DM: Are there any songs you feel you have to play or an audience expects to hear?
JMc: There are a few actually. I play whatever I want but I think 'Something on Your Mind' is one audiences expect. It has been done by so many other people too. But I think they want to hear it from me.
DM: Lets talk about that tune.
JMc: I bought 'Something on Your Mind' and three other songs for $25 from a guy named Rocky. He arranged it kind of like a Fats Domino tune. I recorded it in Seattle, WA. My future wife heard it on the radio. She called me to find out where I got the song. I told her I bought it for $25. We ended up getting married.
DM: Would you like our readers to know who you married?
JMc: Sure….My wife was a great singer by the name of Jackie Day. She had some hits on the rhythm and blues charts that were recorded here in Los Angeles. I put her together with Maxwell Davis over at Modern Records.
DM: Do you have any songs in your catalogue that you are particularly fond of?
JMc: I love 3-D. It is really hard for a lot of musicians to play.
DM: Are you going to do it tonight?
JM: I might give it a shot.
DM: I think these cats can handle it.
JMc: Oh yea…they are real good. Ron (Dziubla) is a monster on tenor. I really like Tommy’s (Harkenrider) guitar playing a lot. I got this jam in the valley on Monday night. I would love it if Tommy would come with me. I am more comfortable when I am with guys who I know, know my stuff.
DM: What is the biggest difference you see out there on the blues scene today as compared to the late 40’s and early fifties?
JMc: It is harder and harder to find musicians who can play my music anymore. When you say “blues” the first thing they do is put you in a category, like Jimmy Reed or something. If they can play a Jimmy Reed tune they think they can play the blues. I asked them what kind of blues do you play? They say classic blues.
DM: What is that?
JMc: (laughs) You tell me Dave. You don’t have too many guys out there these days like Maxwell Davis, who understood what I’m about.

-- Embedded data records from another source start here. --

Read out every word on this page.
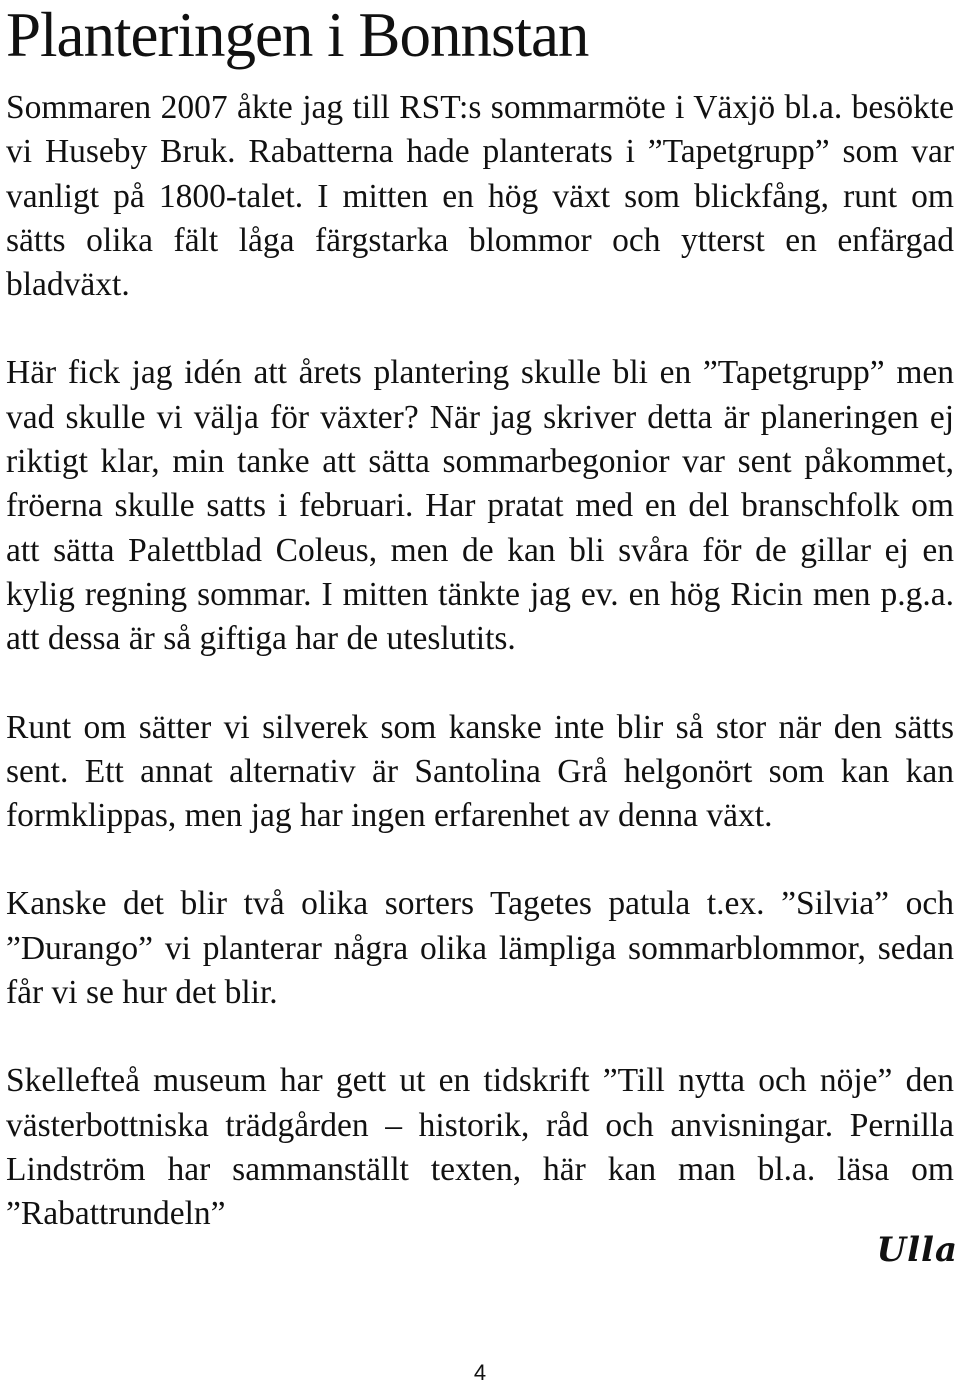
Planteringen i Bonnstan

Sommaren 2007 åkte jag till RST:s sommarmöte i Växjö bl.a. besökte vi Huseby Bruk. Rabatterna hade planterats i ”Tapetgrupp” som var vanligt på 1800-talet. I mitten en hög växt som blickfång, runt om sätts olika fält låga färgstarka blommor och ytterst en enfärgad bladväxt.

Här fick jag idén att årets plantering skulle bli en ”Tapetgrupp” men vad skulle vi välja för växter? När jag skriver detta är planeringen ej riktigt klar, min tanke att sätta sommarbegonior var sent påkommet, fröerna skulle satts i februari. Har pratat med en del branschfolk om att sätta Palettblad Coleus, men de kan bli svåra för de gillar ej en kylig regning sommar. I mitten tänkte jag ev. en hög Ricin men p.g.a. att dessa är så giftiga har de uteslutits.

Runt om sätter vi silverek som kanske inte blir så stor när den sätts sent. Ett annat alternativ är Santolina Grå helgonört som kan kan formklippas, men jag har ingen erfarenhet av denna växt.

Kanske det blir två olika sorters Tagetes patula t.ex. ”Silvia” och ”Durango” vi planterar några olika lämpliga sommarblommor, sedan får vi se hur det blir.

Skellefteå museum har gett ut en tidskrift ”Till nytta och nöje” den västerbottniska trädgården – historik, råd och anvisningar. Pernilla Lindström har sammanställt texten, här kan man bl.a. läsa om ”Rabattrundeln”

Ulla
4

I loved making records with him in L.A. We cut a bunch of sides for Modern Records. I mean this guy was a songwriter, producer, arranger and a sax player so he understood me. You talk to some people who think they know blues but have never even heard of Maxwell Davis. A lot of guys just don’t get it at all. I was playing a festival in San Jose a few years ago. This sound guy back stage kept staring at me while I was playing. When I got through he asked me what type of mouthpice I was using. I said to him, It ain’t the mouthpiece man.

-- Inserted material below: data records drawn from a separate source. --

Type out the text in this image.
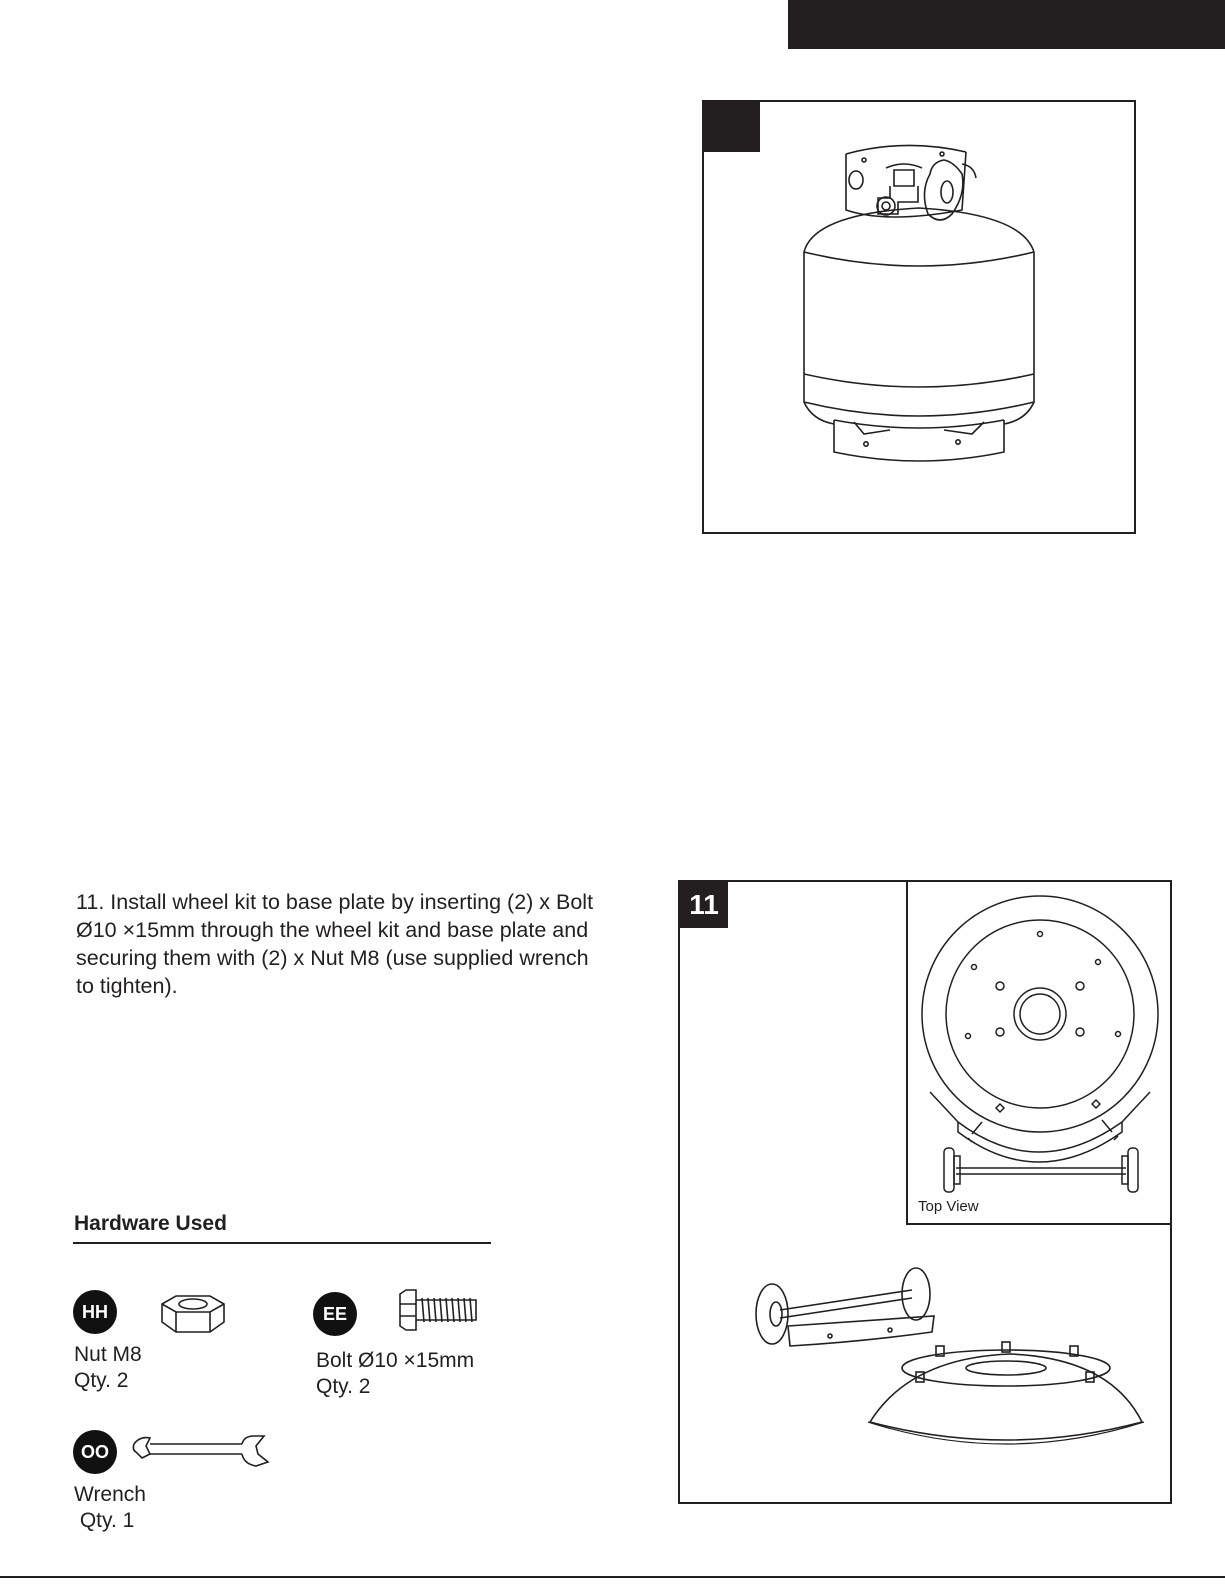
11. Install wheel kit to base plate by inserting (2) x Bolt Ø10 ×15mm through the wheel kit and base plate and securing them with (2) x Nut M8 (use supplied wrench to tighten).
11
Top View
Hardware Used
HH
Nut M8
Qty. 2
EE
Bolt Ø10 ×15mm
Qty. 2
OO
Wrench
Qty. 1
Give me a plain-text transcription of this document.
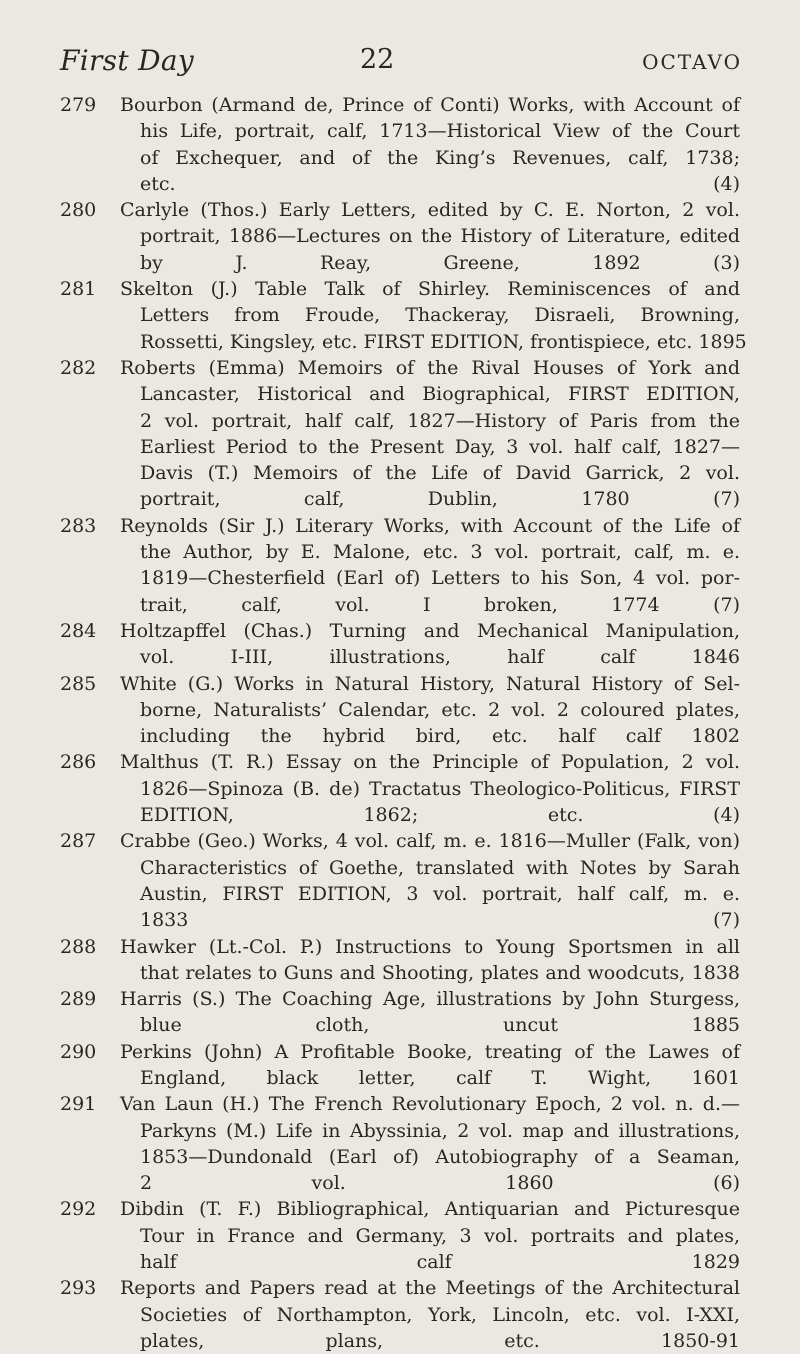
First Day	22	OCTAVO
279 Bourbon (Armand de, Prince of Conti) Works, with Account of
his Life, portrait, calf, 1713—Historical View of the Court
of Exchequer, and of the King’s Revenues, calf, 1738;
etc. (4)
280 Carlyle (Thos.) Early Letters, edited by C. E. Norton, 2 vol.
portrait, 1886—Lectures on the History of Literature, edited
by J. Reay, Greene, 1892 (3)
281 Skelton (J.) Table Talk of Shirley. Reminiscences of and
Letters from Froude, Thackeray, Disraeli, Browning,
Rossetti, Kingsley, etc. FIRST EDITION, frontispiece, etc. 1895
282 Roberts (Emma) Memoirs of the Rival Houses of York and
Lancaster, Historical and Biographical, FIRST EDITION,
2 vol. portrait, half calf, 1827—History of Paris from the
Earliest Period to the Present Day, 3 vol. half calf, 1827—
Davis (T.) Memoirs of the Life of David Garrick, 2 vol.
portrait, calf, Dublin, 1780 (7)
283 Reynolds (Sir J.) Literary Works, with Account of the Life of
the Author, by E. Malone, etc. 3 vol. portrait, calf, m. e.
1819—Chesterfield (Earl of) Letters to his Son, 4 vol. por-
trait, calf, vol. I broken, 1774 (7)
284 Holtzapffel (Chas.) Turning and Mechanical Manipulation,
vol. I-III, illustrations, half calf 1846
285 White (G.) Works in Natural History, Natural History of Sel-
borne, Naturalists’ Calendar, etc. 2 vol. 2 coloured plates,
including the hybrid bird, etc. half calf 1802
286 Malthus (T. R.) Essay on the Principle of Population, 2 vol.
1826—Spinoza (B. de) Tractatus Theologico-Politicus, FIRST
EDITION, 1862; etc. (4)
287 Crabbe (Geo.) Works, 4 vol. calf, m. e. 1816—Muller (Falk, von)
Characteristics of Goethe, translated with Notes by Sarah
Austin, FIRST EDITION, 3 vol. portrait, half calf, m. e.
1833 (7)
288 Hawker (Lt.-Col. P.) Instructions to Young Sportsmen in all
that relates to Guns and Shooting, plates and woodcuts, 1838
289 Harris (S.) The Coaching Age, illustrations by John Sturgess,
blue cloth, uncut 1885
290 Perkins (John) A Profitable Booke, treating of the Lawes of
England, black letter, calf T. Wight, 1601
291 Van Laun (H.) The French Revolutionary Epoch, 2 vol. n. d.—
Parkyns (M.) Life in Abyssinia, 2 vol. map and illustrations,
1853—Dundonald (Earl of) Autobiography of a Seaman,
2 vol. 1860 (6)
292 Dibdin (T. F.) Bibliographical, Antiquarian and Picturesque
Tour in France and Germany, 3 vol. portraits and plates,
half calf 1829
293 Reports and Papers read at the Meetings of the Architectural
Societies of Northampton, York, Lincoln, etc. vol. I-XXI,
plates, plans, etc. 1850-91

DM: Let’s face it the music business has changed a lot through the years. Even blues music goes through changes. What do you think is the one thing that has contributed to your longevity and success besides your musical education and training, which we talked about?
JMc: My faith.
DM: Faith in what?
JMc: Jehovah….Listen, faith is hope. You got to have hope. That’s why I never got involved with drugs. Dope destroyed a lot of musicians. There are some guys who thought you had to do drugs to play, to feel, to live. They thought if they took drugs they could play like Charlie Parker. When I think about it, I’ve had so many close calls on the road. I should have been dead. I couldn’t have gotten through what I went through at an early age if I didn’t have hope. The hope of living forever sustained me. That’s what keeps me alive.
DM: Thanks Jay
JMc: You are going to hang out for a while…Check out the show.
DM: Are you kidding. I wouldn’t miss it.